Abstract
Background: Swine wastewater, a byproduct of intensive pig farming, is rich in organic matter and nutrients, creating an environment conducive to fungal proliferation.
Methods: Wastewater samples were collected from two locations: the Rivers State University piggery (Port Harcourt LGA) and a private farm in the Ipo community (Ikwerre LGA), Nigeria. Standard microbiological techniques were employed for fungal isolation, utilizing Potato Dextrose Agar (PDA) to promote fungal growth while inhibiting bacterial contamination. Following subculturing to obtain pure colonies, fungal identification was performed based on morphological characteristics, with lactophenol cotton blue staining used for microscopic examination. Antifungal susceptibility testing was conducted using the Kirby Bauer Disc Diffusion method, following Clinical and Laboratory Standards Institute (CLSI) M38-A2 guidelines, with isolates tested against Nystatin, Fluconazole, and Ketoconazole.

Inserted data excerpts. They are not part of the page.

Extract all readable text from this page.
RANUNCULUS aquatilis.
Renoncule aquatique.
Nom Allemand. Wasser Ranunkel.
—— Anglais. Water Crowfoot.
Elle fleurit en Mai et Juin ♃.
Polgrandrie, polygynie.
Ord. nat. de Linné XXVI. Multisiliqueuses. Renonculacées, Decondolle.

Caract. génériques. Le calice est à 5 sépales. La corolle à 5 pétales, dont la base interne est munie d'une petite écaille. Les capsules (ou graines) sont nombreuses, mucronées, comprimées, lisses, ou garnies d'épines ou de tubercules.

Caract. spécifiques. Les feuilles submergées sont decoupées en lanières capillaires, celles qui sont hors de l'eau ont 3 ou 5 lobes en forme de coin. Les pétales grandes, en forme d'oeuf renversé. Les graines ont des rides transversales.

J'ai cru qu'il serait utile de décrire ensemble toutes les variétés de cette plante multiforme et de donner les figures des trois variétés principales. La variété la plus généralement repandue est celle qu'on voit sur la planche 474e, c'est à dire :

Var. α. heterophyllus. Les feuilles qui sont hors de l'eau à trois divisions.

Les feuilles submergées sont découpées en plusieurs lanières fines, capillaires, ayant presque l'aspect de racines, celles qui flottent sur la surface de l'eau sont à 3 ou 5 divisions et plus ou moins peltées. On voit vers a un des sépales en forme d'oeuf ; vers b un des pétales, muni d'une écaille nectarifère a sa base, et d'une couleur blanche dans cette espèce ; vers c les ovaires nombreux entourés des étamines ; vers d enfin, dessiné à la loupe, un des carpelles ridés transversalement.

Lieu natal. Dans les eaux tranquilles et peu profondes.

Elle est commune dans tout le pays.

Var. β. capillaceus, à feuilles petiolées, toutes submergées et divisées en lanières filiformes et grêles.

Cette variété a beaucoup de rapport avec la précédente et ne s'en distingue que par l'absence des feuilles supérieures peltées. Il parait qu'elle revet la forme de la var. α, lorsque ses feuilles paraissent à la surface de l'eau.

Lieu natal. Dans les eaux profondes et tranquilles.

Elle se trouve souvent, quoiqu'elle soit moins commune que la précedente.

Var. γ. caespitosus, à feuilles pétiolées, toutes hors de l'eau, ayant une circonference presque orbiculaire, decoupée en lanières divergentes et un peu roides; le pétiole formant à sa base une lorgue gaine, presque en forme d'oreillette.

Results: The mean fungal counts were 2.5 ± 0.57 × 10² CFU/ml at the Ipo farm and 1.7 ± 0.21 × 10² CFU/ml at the Rivers State University farm. A total of eight fungal genera were identified: Aspergillus, Penicillium, Fusarium, Candida, Trichoderma, Alternaria, Rhizopus, and Mucor. Notably, Candida spp. and Rhizopus spp. demonstrated 100% susceptibility to all three antifungal agents tested. In contrast, Fusarium spp. showed complete resistance (0% susceptibility) across all agents, while Penicillium spp. exhibited resistance to Nystatin and Ketoconazole (100%) and intermediate susceptibility to Fluconazole (50%). Trichoderma spp. was resistant to both azoles tested (Fluconazole and Ketoconazole), with susceptibility only to Nystatin.
Conclusion: These findings highlight the presence of antifungal-resistant fungi in swine wastewater and emphasize the risk of environmental reservoirs contributing to the spread of resistance genes. This highlights the urgent need for sustainable antimicrobial use in agriculture, enhanced waste management practices, and the establishment of integrated surveillance systems to monitor resistance in both clinical and non-clinical settings.